Und woher soll man wissen, ob man wirklich weiss, was man tut? Oftmals sind es ja ausgerechnet die Profis, die am unsichersten arbeiten, weil sie "ja schliesslich genau wissen", was sie tun und sie das "früher auch immer so gemacht" haben und "noch nie etwas passiert" ist.

Und wenn du Nutzer X zur Gruppe Y hinzufügst: Auch Firefox läuft mit den Rechten von Benutzer X. Heisst aber nicht, dass Firefox die Dinge nur mit Wissen und Willen des menschlichen Benutzers tut.

schard schrieb:
Gerry_Ghetto schrieb:

Und falls du den .git Ordner über den Browser aufrufen kannst, dann hast du jetzt auch schon ein Problem.

Nur, wenn man diesen nicht hosten wollte.
Da wir in unserer Firma Rolling Release betrieben, checken wir auch Git-Repos direkt ins Webroot aus.
Dies erleichtert in unserem Fall das kontinuierliche Deployment.
Die .git* Dateien und Ordner haben wir allerdings per Webserver-Konfiguration gesperrt.
Alles kein Thema, wenn man weiß, was man da tut.

Das eigentliche Problem beim ungewollten Hosten von Git-Repos ist ja nicht das man an den Quelltext kommt, was ja zumindest bei Backend-Programmen nicht unbedingt gewollt ist, sondern dass einige 1D1073N Credentials (Benutzername / Passwort / private Schlüssel) in den Quelltext hardcoden, welche dann von jedermann abrufbar sind.
Wer Code und Konfiguration sauber trennt, läuft allerdings erst gar nicht in dieses Problem.

Ich sehe in den allermeisten Fällen keinen Grund, warum man .git im Wurzelverzeichnis vom Webserver haben, geschweige denn hosten wollen würde.
Und in den wenigen Fällen, in denen es vielleicht Sinn macht, müsste und sollte man ein detailliertes Schutzkonzept haben, das auch häufig überprüft wird.

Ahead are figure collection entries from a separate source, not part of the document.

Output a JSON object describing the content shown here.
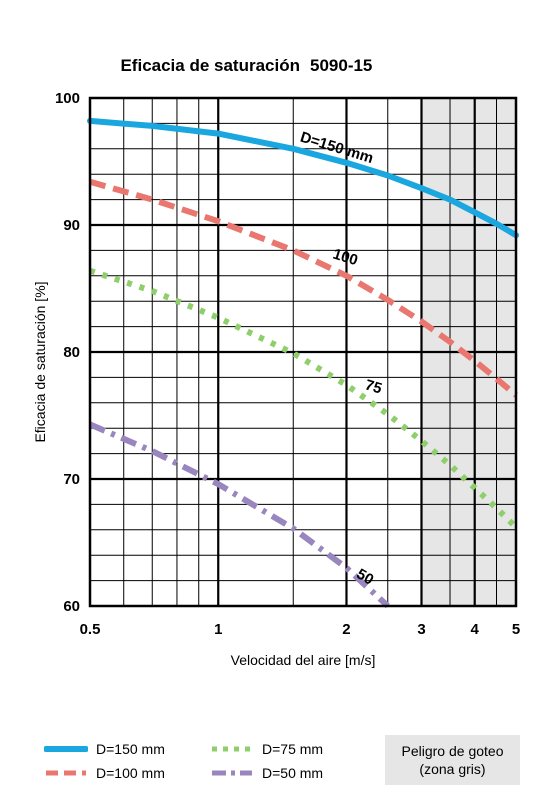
{
  "chart_data": {
    "type": "line",
    "title": "Eficacia de saturación",
    "model": "5090-15",
    "xlabel": "Velocidad del aire [m/s]",
    "ylabel": "Eficacia de saturación  [%]",
    "x_scale": "log",
    "xlim": [
      0.5,
      5
    ],
    "ylim": [
      60,
      100
    ],
    "x_ticks": [
      {
        "value": 0.5,
        "label": "0.5"
      },
      {
        "value": 1,
        "label": "1"
      },
      {
        "value": 2,
        "label": "2"
      },
      {
        "value": 3,
        "label": "3"
      },
      {
        "value": 4,
        "label": "4"
      },
      {
        "value": 5,
        "label": "5"
      }
    ],
    "y_ticks": [
      {
        "value": 60,
        "label": "60"
      },
      {
        "value": 70,
        "label": "70"
      },
      {
        "value": 80,
        "label": "80"
      },
      {
        "value": 90,
        "label": "90"
      },
      {
        "value": 100,
        "label": "100"
      }
    ],
    "grid": true,
    "shaded_region": {
      "x_from": 3,
      "x_to": 5,
      "label_line1": "Peligro de goteo",
      "label_line2": "(zona gris)",
      "color": "#e6e6e6"
    },
    "series": [
      {
        "name": "D=150 mm",
        "inline_label": "D=150 mm",
        "color": "#1aa7e0",
        "style": "solid",
        "x": [
          0.5,
          0.7,
          1,
          1.5,
          2,
          2.5,
          3,
          3.5,
          4,
          4.5,
          5
        ],
        "y": [
          98.2,
          97.8,
          97.2,
          96.0,
          94.9,
          93.9,
          92.9,
          92.0,
          91.0,
          90.1,
          89.2
        ]
      },
      {
        "name": "D=100 mm",
        "inline_label": "100",
        "color": "#e9776f",
        "style": "dash",
        "x": [
          0.5,
          0.7,
          1,
          1.5,
          2,
          2.5,
          3,
          3.5,
          4,
          4.5,
          5
        ],
        "y": [
          93.4,
          92.0,
          90.3,
          88.0,
          86.0,
          84.1,
          82.4,
          80.8,
          79.3,
          77.9,
          76.6
        ]
      },
      {
        "name": "D=75 mm",
        "inline_label": "75",
        "color": "#8fcf6b",
        "style": "dot",
        "x": [
          0.5,
          0.7,
          1,
          1.5,
          2,
          2.5,
          3,
          3.5,
          4,
          4.5,
          5
        ],
        "y": [
          86.4,
          84.8,
          82.7,
          79.9,
          77.4,
          75.1,
          73.0,
          71.1,
          69.3,
          67.7,
          66.2
        ]
      },
      {
        "name": "D=50 mm",
        "inline_label": "50",
        "color": "#9a86be",
        "style": "dashdot",
        "x": [
          0.5,
          0.7,
          1,
          1.5,
          2,
          2.5
        ],
        "y": [
          74.3,
          72.2,
          69.6,
          66.1,
          63.0,
          60.0
        ]
      }
    ]
  }
}
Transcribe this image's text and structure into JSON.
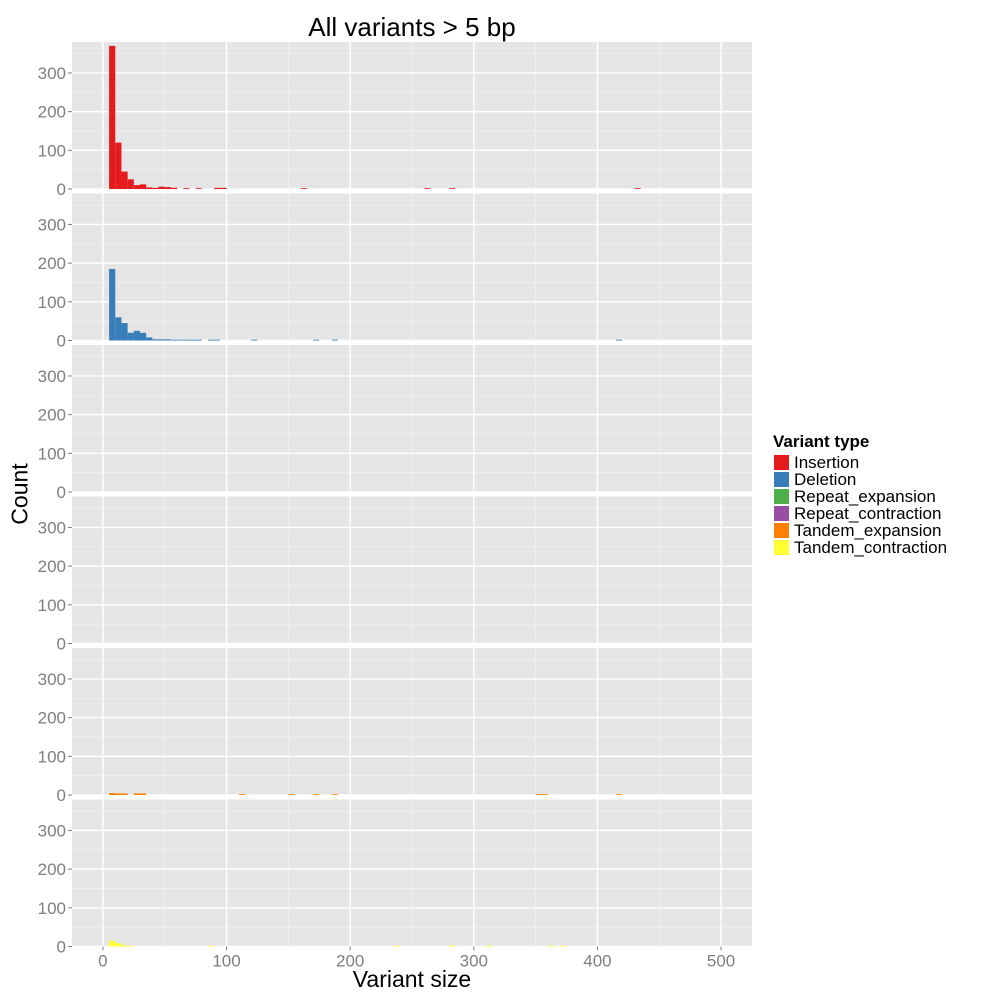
{
  "chart_data": {
    "type": "bar",
    "title": "All variants > 5 bp",
    "xlabel": "Variant size",
    "ylabel": "Count",
    "xlim": [
      -25,
      525
    ],
    "ylim": [
      0,
      380
    ],
    "x_ticks": [
      0,
      100,
      200,
      300,
      400,
      500
    ],
    "y_ticks": [
      0,
      100,
      200,
      300
    ],
    "bin_width": 5,
    "legend_title": "Variant type",
    "legend_position": "right",
    "grid": true,
    "series": [
      {
        "name": "Insertion",
        "color": "#E41A1C",
        "bins": [
          [
            5,
            370
          ],
          [
            10,
            120
          ],
          [
            15,
            45
          ],
          [
            20,
            25
          ],
          [
            25,
            10
          ],
          [
            30,
            12
          ],
          [
            35,
            4
          ],
          [
            40,
            3
          ],
          [
            45,
            6
          ],
          [
            50,
            5
          ],
          [
            55,
            3
          ],
          [
            65,
            2
          ],
          [
            75,
            2
          ],
          [
            90,
            3
          ],
          [
            95,
            3
          ],
          [
            160,
            2
          ],
          [
            260,
            2
          ],
          [
            280,
            2
          ],
          [
            430,
            2
          ]
        ]
      },
      {
        "name": "Deletion",
        "color": "#377EB8",
        "bins": [
          [
            5,
            185
          ],
          [
            10,
            60
          ],
          [
            15,
            45
          ],
          [
            20,
            20
          ],
          [
            25,
            25
          ],
          [
            30,
            20
          ],
          [
            35,
            8
          ],
          [
            40,
            3
          ],
          [
            45,
            3
          ],
          [
            50,
            3
          ],
          [
            55,
            2
          ],
          [
            60,
            2
          ],
          [
            65,
            2
          ],
          [
            70,
            2
          ],
          [
            75,
            2
          ],
          [
            85,
            2
          ],
          [
            90,
            2
          ],
          [
            120,
            2
          ],
          [
            170,
            2
          ],
          [
            185,
            2
          ],
          [
            415,
            2
          ]
        ]
      },
      {
        "name": "Repeat_expansion",
        "color": "#4DAF4A",
        "bins": []
      },
      {
        "name": "Repeat_contraction",
        "color": "#984EA3",
        "bins": []
      },
      {
        "name": "Tandem_expansion",
        "color": "#FF7F00",
        "bins": [
          [
            5,
            5
          ],
          [
            10,
            4
          ],
          [
            15,
            4
          ],
          [
            25,
            4
          ],
          [
            30,
            4
          ],
          [
            110,
            2
          ],
          [
            150,
            2
          ],
          [
            170,
            2
          ],
          [
            185,
            2
          ],
          [
            350,
            2
          ],
          [
            355,
            2
          ],
          [
            415,
            2
          ]
        ]
      },
      {
        "name": "Tandem_contraction",
        "color": "#FFFF33",
        "bins": [
          [
            5,
            15
          ],
          [
            10,
            8
          ],
          [
            15,
            3
          ],
          [
            20,
            2
          ],
          [
            85,
            2
          ],
          [
            235,
            2
          ],
          [
            280,
            2
          ],
          [
            310,
            2
          ],
          [
            360,
            2
          ],
          [
            370,
            2
          ]
        ]
      }
    ]
  }
}
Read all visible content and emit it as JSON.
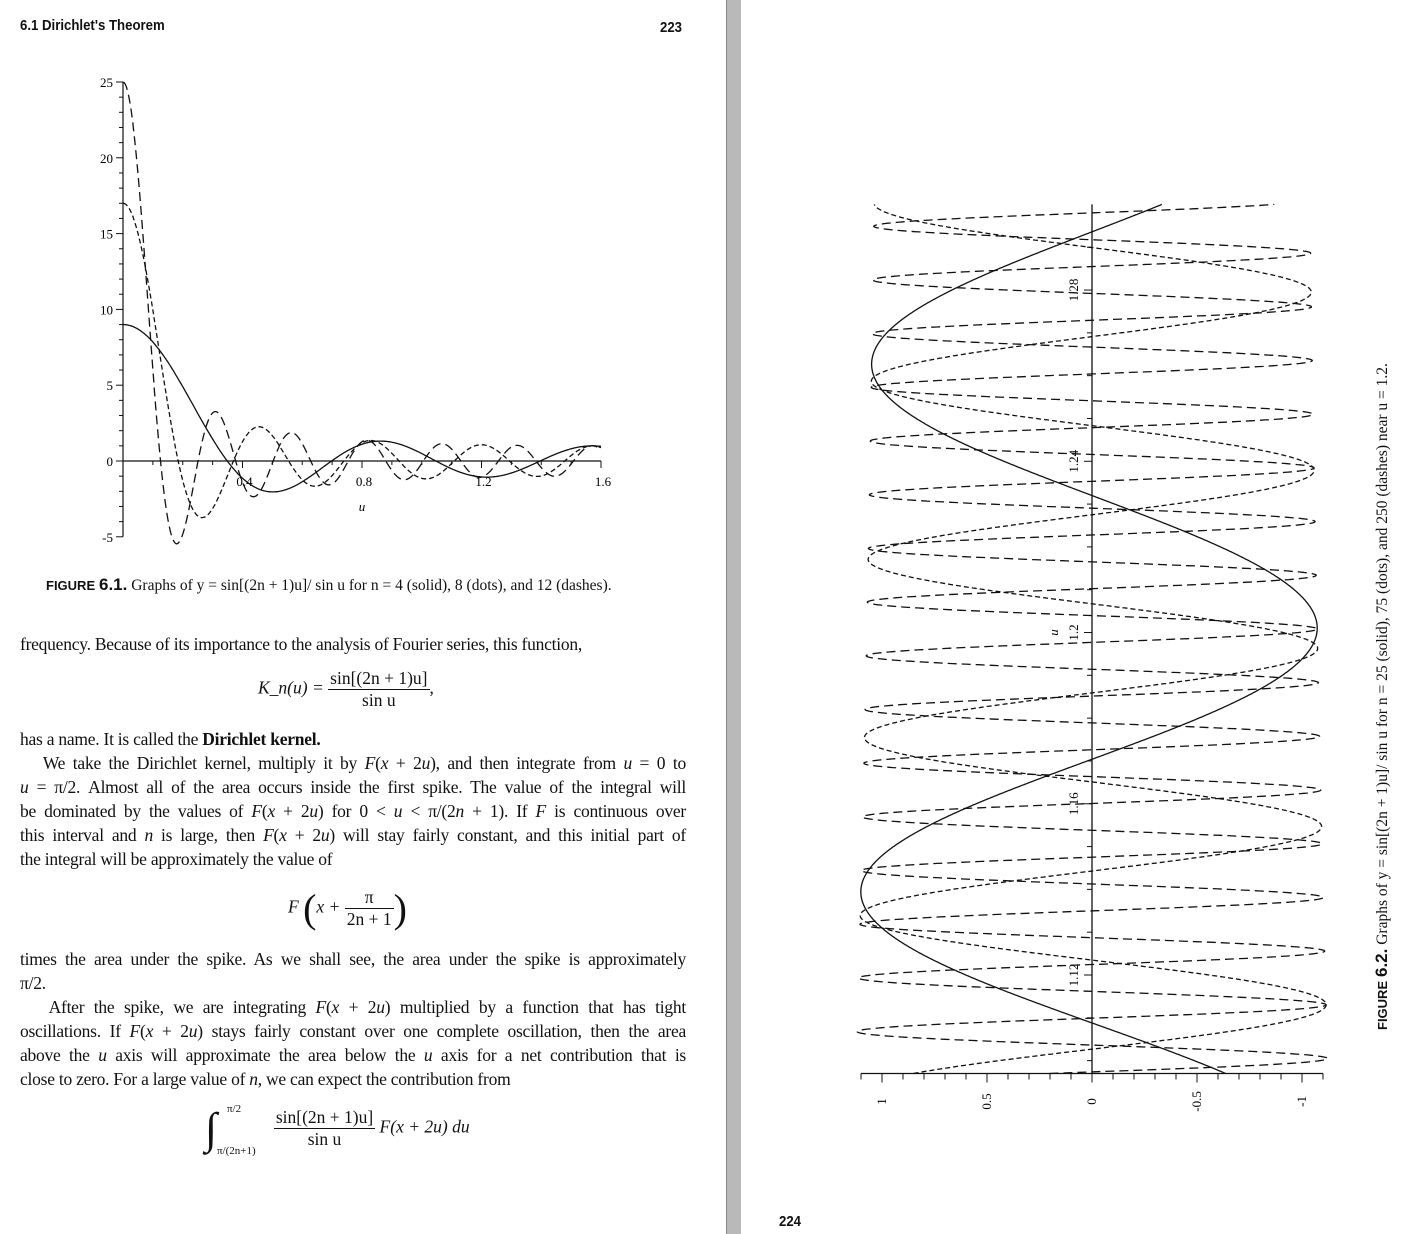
{
  "left_page": {
    "header_title": "6.1  Dirichlet's Theorem",
    "page_number": "223",
    "figure_caption": {
      "label": "FIGURE",
      "number": "6.1.",
      "text": "Graphs of y = sin[(2n + 1)u]/ sin u for n = 4 (solid), 8 (dots), and 12 (dashes)."
    },
    "lines": [
      {
        "html": "frequency. Because of its importance to the analysis of Fourier series, this function,",
        "justify": false
      },
      {
        "html": "has a name. It is called the <b>Dirichlet kernel.</b>",
        "justify": false
      },
      {
        "html": "&nbsp;&nbsp;&nbsp;We take the Dirichlet kernel, multiply it by <i>F</i>(<i>x</i> + 2<i>u</i>), and then integrate from <i>u</i> = 0 to",
        "justify": true
      },
      {
        "html": "<i>u</i> = π/2. Almost all of the area occurs inside the first spike. The value of the integral will",
        "justify": true
      },
      {
        "html": "be dominated by the values of <i>F</i>(<i>x</i> + 2<i>u</i>) for 0 &lt; <i>u</i> &lt; π/(2<i>n</i> + 1). If <i>F</i> is continuous over",
        "justify": true
      },
      {
        "html": "this interval and <i>n</i> is large, then <i>F</i>(<i>x</i> + 2<i>u</i>) will stay fairly constant, and this initial part of",
        "justify": true
      },
      {
        "html": "the integral will be approximately the value of",
        "justify": false
      },
      {
        "html": "times the area under the spike. As we shall see, the area under the spike is approximately",
        "justify": true
      },
      {
        "html": "π/2.",
        "justify": false
      },
      {
        "html": "&nbsp;&nbsp;&nbsp;After the spike, we are integrating <i>F</i>(<i>x</i> + 2<i>u</i>) multiplied by a function that has tight",
        "justify": true
      },
      {
        "html": "oscillations. If <i>F</i>(<i>x</i> + 2<i>u</i>) stays fairly constant over one complete oscillation, then the area",
        "justify": true
      },
      {
        "html": "above the <i>u</i> axis will approximate the area below the <i>u</i> axis for a net contribution that is",
        "justify": true
      },
      {
        "html": "close to zero. For a large value of <i>n</i>, we can expect the contribution from",
        "justify": false
      }
    ],
    "equations": {
      "kernel_lhs": "K_n(u) =",
      "kernel_num": "sin[(2n + 1)u]",
      "kernel_den": "sin u",
      "kernel_tail": ",",
      "F_prefix": "F",
      "F_inner": "x +",
      "F_num": "π",
      "F_den": "2n + 1",
      "int_upper": "π/2",
      "int_lower": "π/(2n+1)",
      "int_num": "sin[(2n + 1)u]",
      "int_den": "sin u",
      "int_tail": "F(x + 2u) du"
    }
  },
  "right_page": {
    "page_number": "224",
    "figure_caption": {
      "label": "FIGURE",
      "number": "6.2.",
      "text": "Graphs of y = sin[(2n + 1)u]/ sin u for n = 25 (solid), 75 (dots), and 250 (dashes) near u = 1.2."
    }
  },
  "chart_data": [
    {
      "id": "figure-6.1",
      "type": "line",
      "function": "y = sin((2n+1)u)/sin(u)",
      "xlabel": "u",
      "ylabel": "",
      "xlim": [
        0,
        1.6
      ],
      "ylim": [
        -5,
        25
      ],
      "x_ticks": [
        "0.4",
        "0.8",
        "1.2",
        "1.6"
      ],
      "x_tick_values": [
        0.4,
        0.8,
        1.2,
        1.6
      ],
      "y_ticks": [
        "25",
        "20",
        "15",
        "10",
        "5",
        "0",
        "-5"
      ],
      "y_tick_values": [
        25,
        20,
        15,
        10,
        5,
        0,
        -5
      ],
      "series": [
        {
          "n": 4,
          "style": "solid"
        },
        {
          "n": 8,
          "style": "dots"
        },
        {
          "n": 12,
          "style": "dashes"
        }
      ],
      "grid": false
    },
    {
      "id": "figure-6.2",
      "type": "line",
      "orientation": "rotated 90° (u axis vertical, y axis horizontal reversed)",
      "function": "y = sin((2n+1)u)/sin(u)",
      "xlabel": "u",
      "ylabel": "",
      "xlim": [
        1.097,
        1.3
      ],
      "ylim": [
        -1.1,
        1.1
      ],
      "x_ticks": [
        "1.12",
        "1.16",
        "1.2",
        "1.24",
        "1.28"
      ],
      "x_tick_values": [
        1.12,
        1.16,
        1.2,
        1.24,
        1.28
      ],
      "y_ticks": [
        "1",
        "0.5",
        "0",
        "-0.5",
        "-1"
      ],
      "y_tick_values": [
        1,
        0.5,
        0,
        -0.5,
        -1
      ],
      "series": [
        {
          "n": 25,
          "style": "solid"
        },
        {
          "n": 75,
          "style": "dots"
        },
        {
          "n": 250,
          "style": "dashes"
        }
      ],
      "grid": false
    }
  ]
}
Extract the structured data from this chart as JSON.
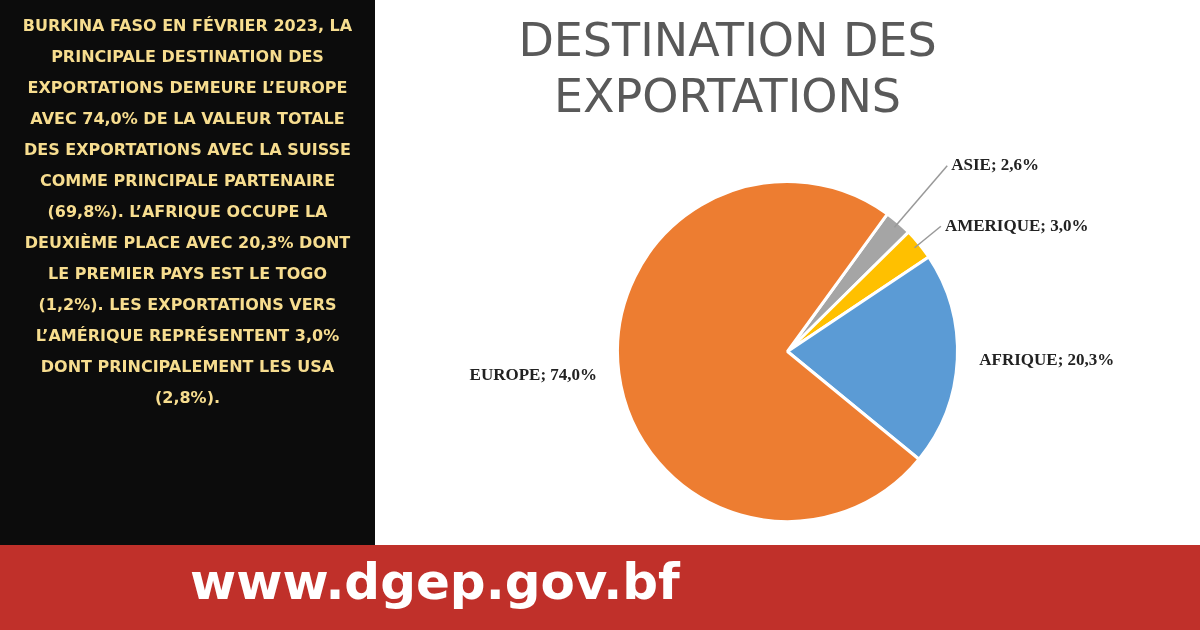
{
  "chart_data": {
    "type": "pie",
    "title": "DESTINATION DES EXPORTATIONS",
    "categories": [
      "ASIE",
      "AMERIQUE",
      "AFRIQUE",
      "EUROPE"
    ],
    "values": [
      2.6,
      3.0,
      20.3,
      74.0
    ],
    "value_labels": [
      "2,6%",
      "3,0%",
      "20,3%",
      "74,0%"
    ],
    "colors": [
      "#a5a5a5",
      "#ffc000",
      "#5b9bd5",
      "#ed7d31"
    ],
    "legend": false,
    "annotations": [
      "BURKINA FASO EN FÉVRIER 2023, LA PRINCIPALE DESTINATION DES EXPORTATIONS DEMEURE L’EUROPE AVEC 74,0% DE LA VALEUR TOTALE DES EXPORTATIONS AVEC LA SUISSE COMME PRINCIPALE PARTENAIRE (69,8%). L’AFRIQUE OCCUPE LA DEUXIÈME PLACE AVEC 20,3% DONT LE PREMIER PAYS EST LE TOGO (1,2%). LES EXPORTATIONS VERS L’AMÉRIQUE REPRÉSENTENT 3,0% DONT PRINCIPALEMENT LES USA (2,8%).",
      "www.dgep.gov.bf"
    ]
  }
}
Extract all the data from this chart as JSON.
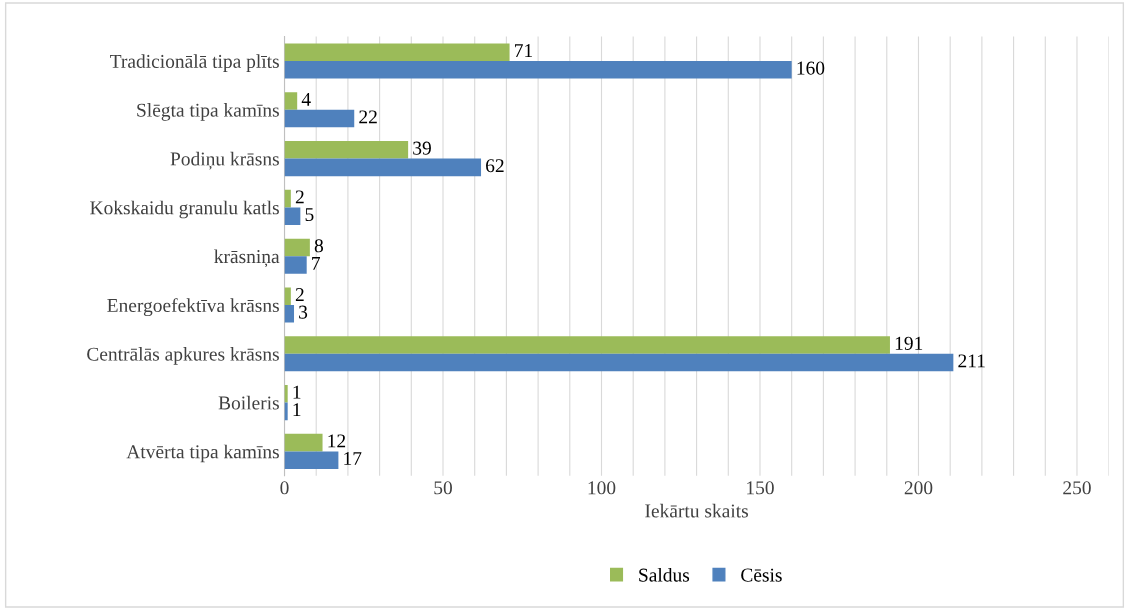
{
  "chart_data": {
    "type": "bar",
    "orientation": "horizontal",
    "xlabel": "Iekārtu skaits",
    "categories": [
      "Tradicionālā tipa plīts",
      "Slēgta tipa kamīns",
      "Podiņu krāsns",
      "Kokskaidu granulu katls",
      "krāsniņa",
      "Energoefektīva krāsns",
      "Centrālās apkures krāsns",
      "Boileris",
      "Atvērta tipa kamīns"
    ],
    "series": [
      {
        "name": "Saldus",
        "color": "#9bbb59",
        "values": [
          71,
          4,
          39,
          2,
          8,
          2,
          191,
          1,
          12
        ]
      },
      {
        "name": "Cēsis",
        "color": "#4f81bd",
        "values": [
          160,
          22,
          62,
          5,
          7,
          3,
          211,
          1,
          17
        ]
      }
    ],
    "xlim": [
      0,
      260
    ],
    "xticks": [
      0,
      {
        "value": 10,
        "label": null
      },
      {
        "value": 20,
        "label": null
      },
      {
        "value": 30,
        "label": null
      },
      {
        "value": 40,
        "label": null
      },
      50,
      {
        "value": 60,
        "label": null
      },
      {
        "value": 70,
        "label": null
      },
      {
        "value": 80,
        "label": null
      },
      {
        "value": 90,
        "label": null
      },
      100,
      {
        "value": 110,
        "label": null
      },
      {
        "value": 120,
        "label": null
      },
      {
        "value": 130,
        "label": null
      },
      {
        "value": 140,
        "label": null
      },
      150,
      {
        "value": 160,
        "label": null
      },
      {
        "value": 170,
        "label": null
      },
      {
        "value": 180,
        "label": null
      },
      {
        "value": 190,
        "label": null
      },
      200,
      {
        "value": 210,
        "label": null
      },
      {
        "value": 220,
        "label": null
      },
      {
        "value": 230,
        "label": null
      },
      {
        "value": 240,
        "label": null
      },
      250,
      {
        "value": 260,
        "label": null
      }
    ],
    "grid": "x",
    "legend": "bottom",
    "data_labels": true
  }
}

Ausser man möchte die Werbewirksamkeit erhöhen, indem das eine oder andere News-Portal früher oder später mal über die Firma berichtet.

In den Fällen, in denen man Git als Deployment-Ersatz nutzen möchte, würde ich empfehlen, dass lediglich ein Unterordner vom Repository als Wurzelverzeichnis des Webservers dient.
Grundsätzlich bin ich der Meinung, dass ins Wurzelverzeichnis des Webservers nur Dateien hingehören, die der Webserver auch tatsächlich braucht.

Auch wenn ich jetzt viel geschrieben habe: Ich bin kein Webentwickler und auch kein Administrator von Webservern. Es kann also gut sein, dass ich etwas falsches geschrieben habe.